I'll end this post with a point about my life that I should spell out. When I first became a patient of the Mental Health Service in 2007, I was a voluntary patient. I knew very little about schizophrenia and psychiatry then. I took my medication because I had faith that they psychiatrists knew what they were doing. In January 2012, I was discharged from the service proper, although I continued to take a lower dose of medication. In Easter 2013 I started seeing psychiatrists again, again voluntarily. In early 2014, I was put under the Mental Health Act and legally compelled to take medication. You might ask, astute reader, what crime had I committed to be sectioned and coerced into taking medication? My only crime was that I had refused to take medication. Because I no longer believed in the efficacy of anti-psychotics and didn't want to take them anymore, I was legally forced to. Ever since I have been in a Catch 22 situation. If I say I'm sick, this is offered as evidence that I need to take medication; if I say that I'm well, this is offered as evidence that the medication is working and that I should continue to take it. Once the diagnosis is made, there is no escape. My life is hostage to the whims of liars and arseholes.

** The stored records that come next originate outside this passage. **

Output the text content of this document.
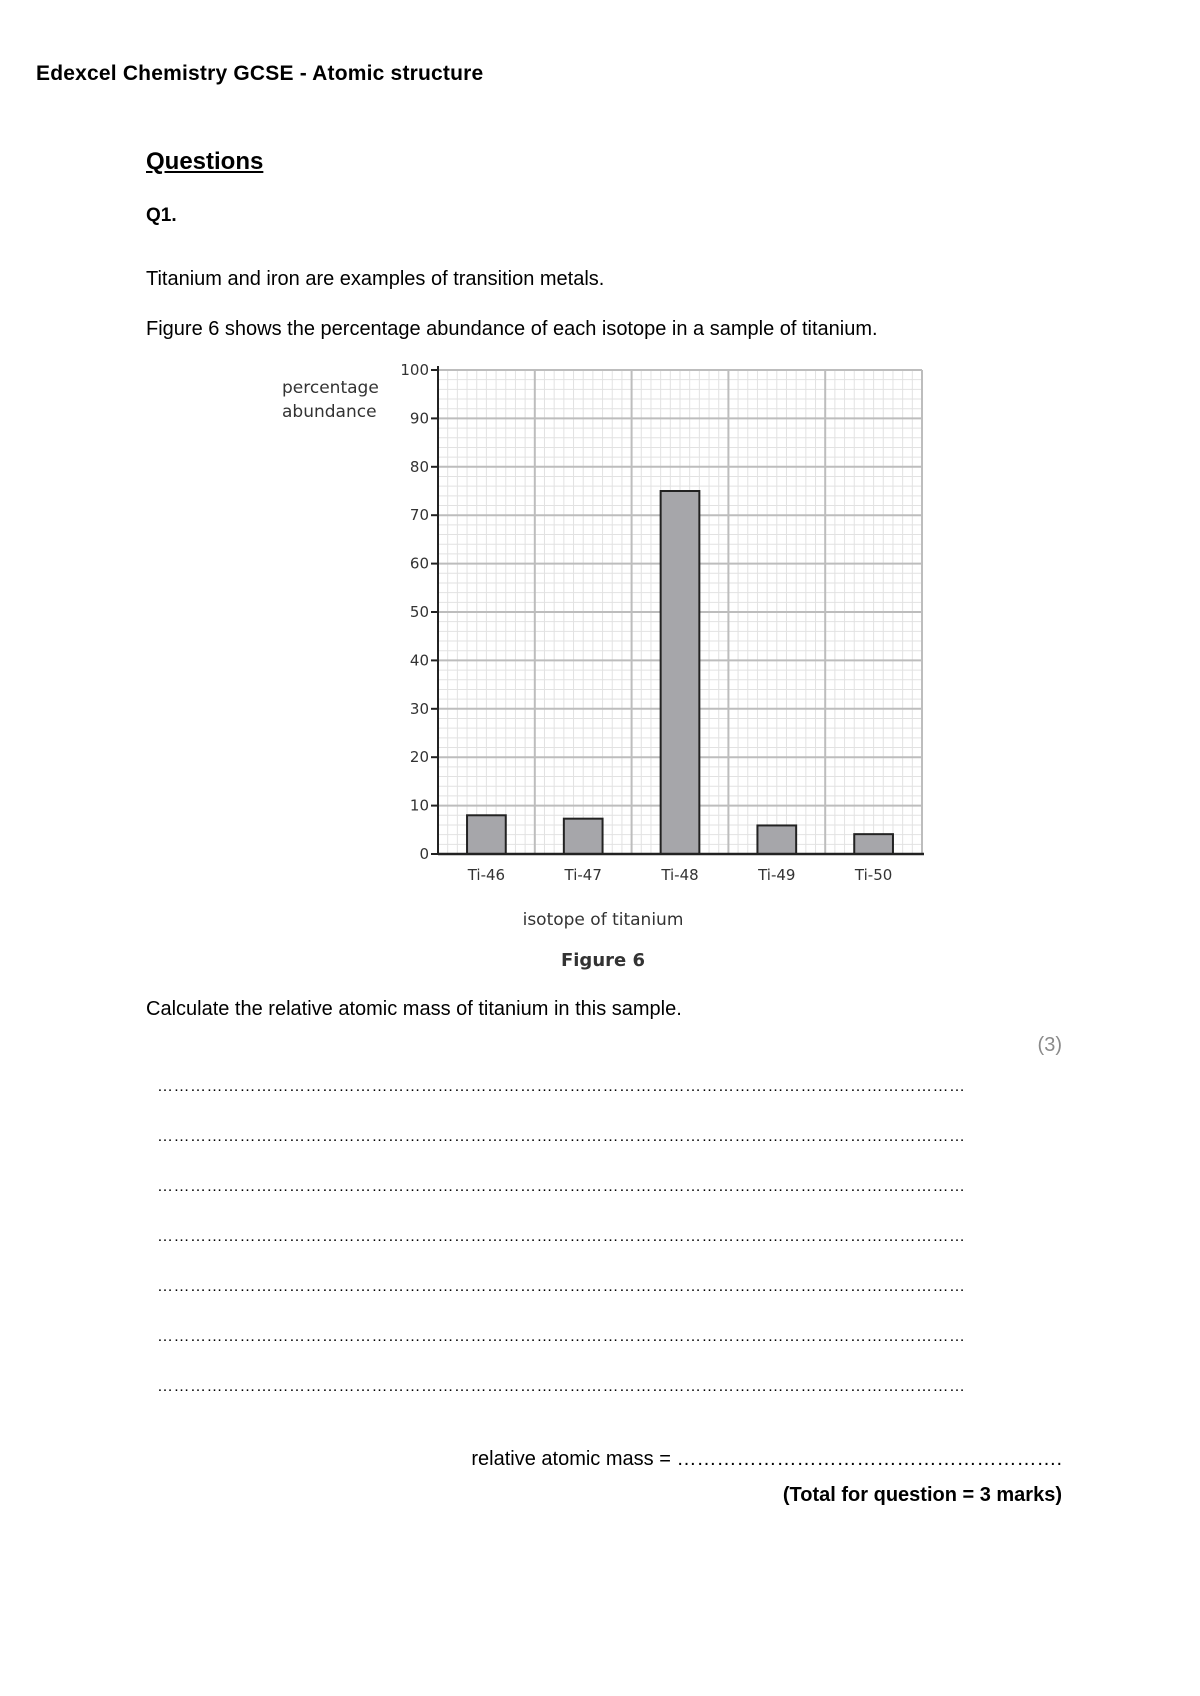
Edexcel Chemistry GCSE - Atomic structure
Questions
Q1.
Titanium and iron are examples of transition metals.
Figure 6 shows the percentage abundance of each isotope in a sample of titanium.
0
10
20
30
40
50
60
70
80
90
100
Ti-46	Ti-47	Ti-48	Ti-49	Ti-50
percentage
abundance
isotope of titanium
Figure 6
Calculate the relative atomic mass of titanium in this sample.
(3)
…………………………………………………………………………………………………………………………………
…………………………………………………………………………………………………………………………………
…………………………………………………………………………………………………………………………………
…………………………………………………………………………………………………………………………………
…………………………………………………………………………………………………………………………………
…………………………………………………………………………………………………………………………………
…………………………………………………………………………………………………………………………………
relative atomic mass = ………………………………………………….
(Total for question = 3 marks)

I suppose I should say something about what I believe to be the causes and remedy of my own 'illness', but I have talked about it enough in previous posts. I should return to my topic – science. Yes, I believe in science but this does not mean I accept everything posing as 'science' today. Modern psychiatry is about as scientific as nineteenth century phrenology. I admit I consider myself something of a mystic but for me mysticism is not an alternative to science but a supplement to it. Quantum physics, as I argued in "Free Will and Supernatural Causation", allows for this possibility. I also recommend the reader have a look at the post called, I think, "Rationality vs. Mysticism" for another discussion of this.